You seem to assume that everyone with a genetic disorder will go on to have children with a high risk of having the disorder and then assume these will cost more than a child without the disorder (who could still cost the nhs a lot for other reasons).

HorridHenrysNits · 01/08/2019 14:53

People keep saying the NHS assumes people will take responsibility. Out of interest is this written down somewhere, or have the calculations just never been done and the issue not framed in this way and people are just filling in the gaps?

ShallICompareTheeToASummersDay · 01/08/2019 16:20

I haven’t read the whole thread so apologies if this has been settled but....

It’s not an issue of cost/efficiency etc but one of cash flow.

Let’s assume from 1st January 2020 there are no more babies born with OI1 and instead because the NHS has funded unlimited IVF cycles until every adult with the defective gene has 2 unaffected babies born. That is what you are suggesting I think.

The money isn’t saved from having no OI1 patients until the numbers significantly reduce. Which would probably take 25 years or so. Maybe more if depending on what age the most expensive treatment happens. Meanwhile the NHS has spent millions, probably tens of millions and maybe even hundreds of millions (depending on prevalence of this condition) on IVF.

So yes in isolation over one persons lifetime it would be more cost effective. But where is the investment coming from to release the savings 25+ years later?

ShallICompareTheeToASummersDay · 01/08/2019 16:22

Oh and that is one condition. There are many more that have a huge financial impact on not only health but also social care. The same analysis would need to be done with all other conditions.

HoppingPavlova · 02/08/2019 08:42

You seem to assume that everyone with a genetic disorder will go on to have children with a high risk of having the disorder and then assume these will cost more than a child without the disorder (who could still cost the nhs a lot for other reasons).

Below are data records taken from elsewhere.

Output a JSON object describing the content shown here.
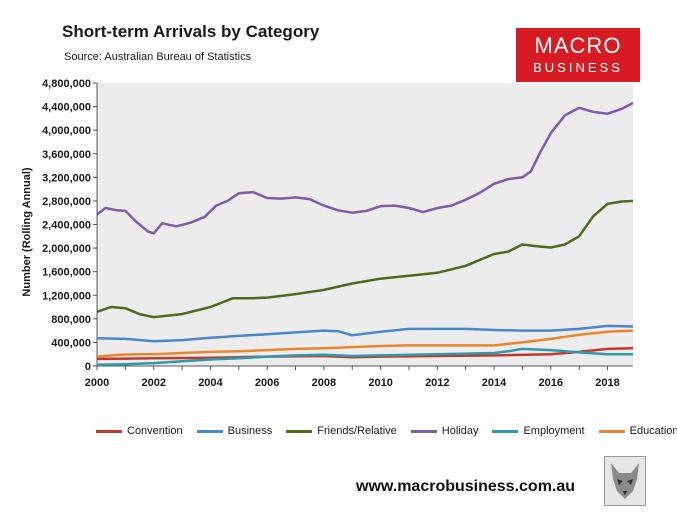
{
  "header": {
    "title": "Short-term Arrivals by Category",
    "source": "Source: Australian Bureau of Statistics"
  },
  "logo": {
    "line1": "MACRO",
    "line2": "BUSINESS"
  },
  "footer": {
    "website": "www.macrobusiness.com.au"
  },
  "colors": {
    "plot_background": "#ececec",
    "logo_red": "#d81b22"
  },
  "chart_data": {
    "type": "line",
    "title": "Short-term Arrivals by Category",
    "xlabel": "",
    "ylabel": "Number (Rolling Annual)",
    "xlim": [
      2000,
      2018.9
    ],
    "ylim": [
      0,
      4800000
    ],
    "y_ticks": [
      0,
      400000,
      800000,
      1200000,
      1600000,
      2000000,
      2400000,
      2800000,
      3200000,
      3600000,
      4000000,
      4400000,
      4800000
    ],
    "y_tick_labels": [
      "0",
      "400,000",
      "800,000",
      "1,200,000",
      "1,600,000",
      "2,000,000",
      "2,400,000",
      "2,800,000",
      "3,200,000",
      "3,600,000",
      "4,000,000",
      "4,400,000",
      "4,800,000"
    ],
    "x_ticks": [
      2000,
      2002,
      2004,
      2006,
      2008,
      2010,
      2012,
      2014,
      2016,
      2018
    ],
    "x_tick_labels": [
      "2000",
      "2002",
      "2004",
      "2006",
      "2008",
      "2010",
      "2012",
      "2014",
      "2016",
      "2018"
    ],
    "grid": false,
    "legend_position": "bottom",
    "series": [
      {
        "name": "Convention",
        "color": "#c0392b",
        "x": [
          2000,
          2002,
          2004,
          2005,
          2006,
          2008,
          2009,
          2010,
          2012,
          2014,
          2016,
          2017,
          2018,
          2018.9
        ],
        "y": [
          120000,
          130000,
          140000,
          150000,
          160000,
          170000,
          150000,
          160000,
          170000,
          180000,
          200000,
          240000,
          290000,
          300000
        ]
      },
      {
        "name": "Business",
        "color": "#4a86c8",
        "x": [
          2000,
          2001,
          2002,
          2003,
          2004,
          2005,
          2006,
          2007,
          2008,
          2008.5,
          2009,
          2010,
          2011,
          2012,
          2013,
          2014,
          2015,
          2016,
          2017,
          2018,
          2018.9
        ],
        "y": [
          470000,
          460000,
          420000,
          440000,
          480000,
          510000,
          540000,
          570000,
          600000,
          590000,
          520000,
          580000,
          630000,
          630000,
          630000,
          610000,
          600000,
          600000,
          630000,
          680000,
          670000
        ]
      },
      {
        "name": "Friends/Relative",
        "color": "#4d6b1f",
        "x": [
          2000,
          2000.5,
          2001,
          2001.5,
          2002,
          2003,
          2004,
          2004.8,
          2005.5,
          2006,
          2007,
          2008,
          2009,
          2010,
          2011,
          2012,
          2013,
          2014,
          2014.5,
          2015,
          2015.5,
          2016,
          2016.5,
          2017,
          2017.5,
          2018,
          2018.5,
          2018.9
        ],
        "y": [
          920000,
          1000000,
          980000,
          880000,
          830000,
          880000,
          1000000,
          1150000,
          1150000,
          1160000,
          1220000,
          1290000,
          1400000,
          1480000,
          1530000,
          1580000,
          1700000,
          1900000,
          1940000,
          2060000,
          2030000,
          2010000,
          2060000,
          2200000,
          2540000,
          2750000,
          2790000,
          2800000
        ]
      },
      {
        "name": "Holiday",
        "color": "#7e5ca8",
        "x": [
          2000,
          2000.3,
          2000.7,
          2001,
          2001.4,
          2001.8,
          2002,
          2002.3,
          2002.8,
          2003.3,
          2003.8,
          2004.2,
          2004.6,
          2005,
          2005.5,
          2006,
          2006.5,
          2007,
          2007.5,
          2008,
          2008.5,
          2009,
          2009.5,
          2010,
          2010.5,
          2011,
          2011.5,
          2012,
          2012.5,
          2013,
          2013.5,
          2014,
          2014.5,
          2015,
          2015.3,
          2015.6,
          2016,
          2016.5,
          2017,
          2017.5,
          2018,
          2018.5,
          2018.9
        ],
        "y": [
          2570000,
          2680000,
          2640000,
          2630000,
          2440000,
          2280000,
          2250000,
          2420000,
          2370000,
          2430000,
          2530000,
          2720000,
          2800000,
          2930000,
          2950000,
          2850000,
          2840000,
          2860000,
          2830000,
          2720000,
          2640000,
          2600000,
          2630000,
          2710000,
          2720000,
          2680000,
          2610000,
          2680000,
          2720000,
          2820000,
          2940000,
          3090000,
          3170000,
          3200000,
          3300000,
          3600000,
          3950000,
          4250000,
          4380000,
          4310000,
          4280000,
          4360000,
          4460000
        ]
      },
      {
        "name": "Employment",
        "color": "#2e9aad",
        "x": [
          2000,
          2001,
          2002,
          2003,
          2004,
          2005,
          2006,
          2007,
          2008,
          2009,
          2010,
          2011,
          2012,
          2013,
          2014,
          2014.5,
          2015,
          2016,
          2017,
          2018,
          2018.9
        ],
        "y": [
          20000,
          30000,
          50000,
          80000,
          110000,
          130000,
          160000,
          180000,
          190000,
          170000,
          180000,
          190000,
          200000,
          210000,
          220000,
          250000,
          290000,
          270000,
          230000,
          200000,
          200000
        ]
      },
      {
        "name": "Education",
        "color": "#e8862e",
        "x": [
          2000,
          2000.8,
          2001.5,
          2002,
          2003,
          2004,
          2005,
          2006,
          2007,
          2008,
          2009,
          2010,
          2011,
          2012,
          2013,
          2014,
          2015,
          2016,
          2017,
          2018,
          2018.9
        ],
        "y": [
          160000,
          190000,
          200000,
          200000,
          220000,
          240000,
          250000,
          270000,
          290000,
          300000,
          320000,
          340000,
          350000,
          350000,
          350000,
          350000,
          400000,
          460000,
          530000,
          580000,
          600000
        ]
      }
    ]
  }
}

No, I don’t assume all will but many will. It’s just human nature. Also, as someone who worked front line in the health system for nearly 30 years I’m telling you the majority of people don’t exercise personal responsibility, just doesn’t happen. I’d be very surprised if the figures didn’t stack up in favour even if only 1/4 of those had kids and of those only 50% were affected with whatever issue. Once you add up health costs for someone with health needs requiring lifetime interventions and supports it’s an absolute shitload.